2. Ask your team members these questions before they need to be answered.
Some leaders only answer the questions that arise during the project, believing the ones that don’t emerge are not important. This approach can increase risk, limit planning and present a false sense of security. Getting perspectives from your team members on all possible questions will help you and your team broaden perspectives and create well-rounded answers.
Reviewing the main questions of each phase of the project will validate that your plans are thorough, your objectives have been achieved and the organization is ready to move to the next phase. Not doing so could lead to business disruption, delays, increase costs or demotivated employees.
3. Consider all relevant information before making decisions.
During big change projects, speed is the new currency. Leaders are pressured to make quick decisions in order to honor timeline commitments, often short-cutting the decision-making process they normally follow. It is important that you consider all relevant inputs including facts, options and rationale. Many times, leaders are given forced choice options, deciding between two choices when a third or fourth would be better. Make sure you consider all available information, not just what you are given or what is easily available. Be sure to ask “what haven’t we considered?” or at the very least request additional data and cross-functional viewpoints before making big decisions.

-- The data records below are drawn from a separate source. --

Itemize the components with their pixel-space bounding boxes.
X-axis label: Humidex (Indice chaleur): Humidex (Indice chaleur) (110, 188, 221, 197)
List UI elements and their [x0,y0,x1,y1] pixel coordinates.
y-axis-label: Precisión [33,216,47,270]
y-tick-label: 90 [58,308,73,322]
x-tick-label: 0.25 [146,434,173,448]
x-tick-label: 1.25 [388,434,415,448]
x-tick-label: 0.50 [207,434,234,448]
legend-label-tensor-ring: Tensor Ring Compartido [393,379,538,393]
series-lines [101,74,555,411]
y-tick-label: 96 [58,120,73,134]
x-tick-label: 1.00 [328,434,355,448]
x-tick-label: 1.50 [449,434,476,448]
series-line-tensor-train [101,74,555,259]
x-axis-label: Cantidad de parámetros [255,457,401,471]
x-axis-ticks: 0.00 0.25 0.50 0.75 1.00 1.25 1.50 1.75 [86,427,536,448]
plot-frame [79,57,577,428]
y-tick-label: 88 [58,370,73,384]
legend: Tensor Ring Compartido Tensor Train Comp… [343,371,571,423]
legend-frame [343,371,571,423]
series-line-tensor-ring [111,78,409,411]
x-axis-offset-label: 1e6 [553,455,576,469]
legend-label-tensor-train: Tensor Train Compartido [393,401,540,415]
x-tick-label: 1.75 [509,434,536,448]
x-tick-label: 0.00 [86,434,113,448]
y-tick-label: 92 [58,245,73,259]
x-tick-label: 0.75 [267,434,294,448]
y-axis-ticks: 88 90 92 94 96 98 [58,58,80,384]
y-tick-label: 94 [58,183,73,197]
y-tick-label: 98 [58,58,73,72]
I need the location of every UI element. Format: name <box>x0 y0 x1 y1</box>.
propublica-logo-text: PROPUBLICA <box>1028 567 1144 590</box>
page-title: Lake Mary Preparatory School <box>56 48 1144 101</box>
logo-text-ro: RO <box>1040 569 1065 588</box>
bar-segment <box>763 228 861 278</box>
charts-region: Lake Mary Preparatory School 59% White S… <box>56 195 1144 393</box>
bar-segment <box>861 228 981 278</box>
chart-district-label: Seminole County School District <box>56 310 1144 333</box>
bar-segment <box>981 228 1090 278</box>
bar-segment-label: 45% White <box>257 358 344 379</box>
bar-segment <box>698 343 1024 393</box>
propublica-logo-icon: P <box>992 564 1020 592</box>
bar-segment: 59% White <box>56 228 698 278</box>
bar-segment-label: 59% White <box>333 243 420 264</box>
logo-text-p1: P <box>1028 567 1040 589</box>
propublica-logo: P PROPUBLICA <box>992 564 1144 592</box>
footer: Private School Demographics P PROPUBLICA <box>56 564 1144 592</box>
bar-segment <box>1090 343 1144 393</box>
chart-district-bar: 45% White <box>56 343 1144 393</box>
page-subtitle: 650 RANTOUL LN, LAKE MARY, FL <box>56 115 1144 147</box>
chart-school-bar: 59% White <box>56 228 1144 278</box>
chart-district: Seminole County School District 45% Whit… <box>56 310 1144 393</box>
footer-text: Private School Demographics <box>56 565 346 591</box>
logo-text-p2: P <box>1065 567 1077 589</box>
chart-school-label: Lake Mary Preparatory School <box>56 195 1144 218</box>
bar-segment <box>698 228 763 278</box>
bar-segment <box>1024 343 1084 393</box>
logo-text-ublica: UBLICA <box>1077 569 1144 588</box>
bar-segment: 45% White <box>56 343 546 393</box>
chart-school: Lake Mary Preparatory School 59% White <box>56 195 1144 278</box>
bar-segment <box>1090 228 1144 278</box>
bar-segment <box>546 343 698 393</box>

Leading change is difficult and the capabilities leaders need to do so are different than the ones acquired through operational roles during stable times. You can build your confidence and skill-sets by preparing yourself for the change related questions you must answer when leading a big change project. Knowing what you will face ahead of time is half the battle.
– Phil Buckley is Managing Director of Change with Confidence Incorporated, a firm that helps leaders and their teams to transition to new ways of working and thinking for improved performance. Phil is also the author of Change with Confidence: Answers to the 50 Biggest Questions that Keep Change Leaders Up at Night.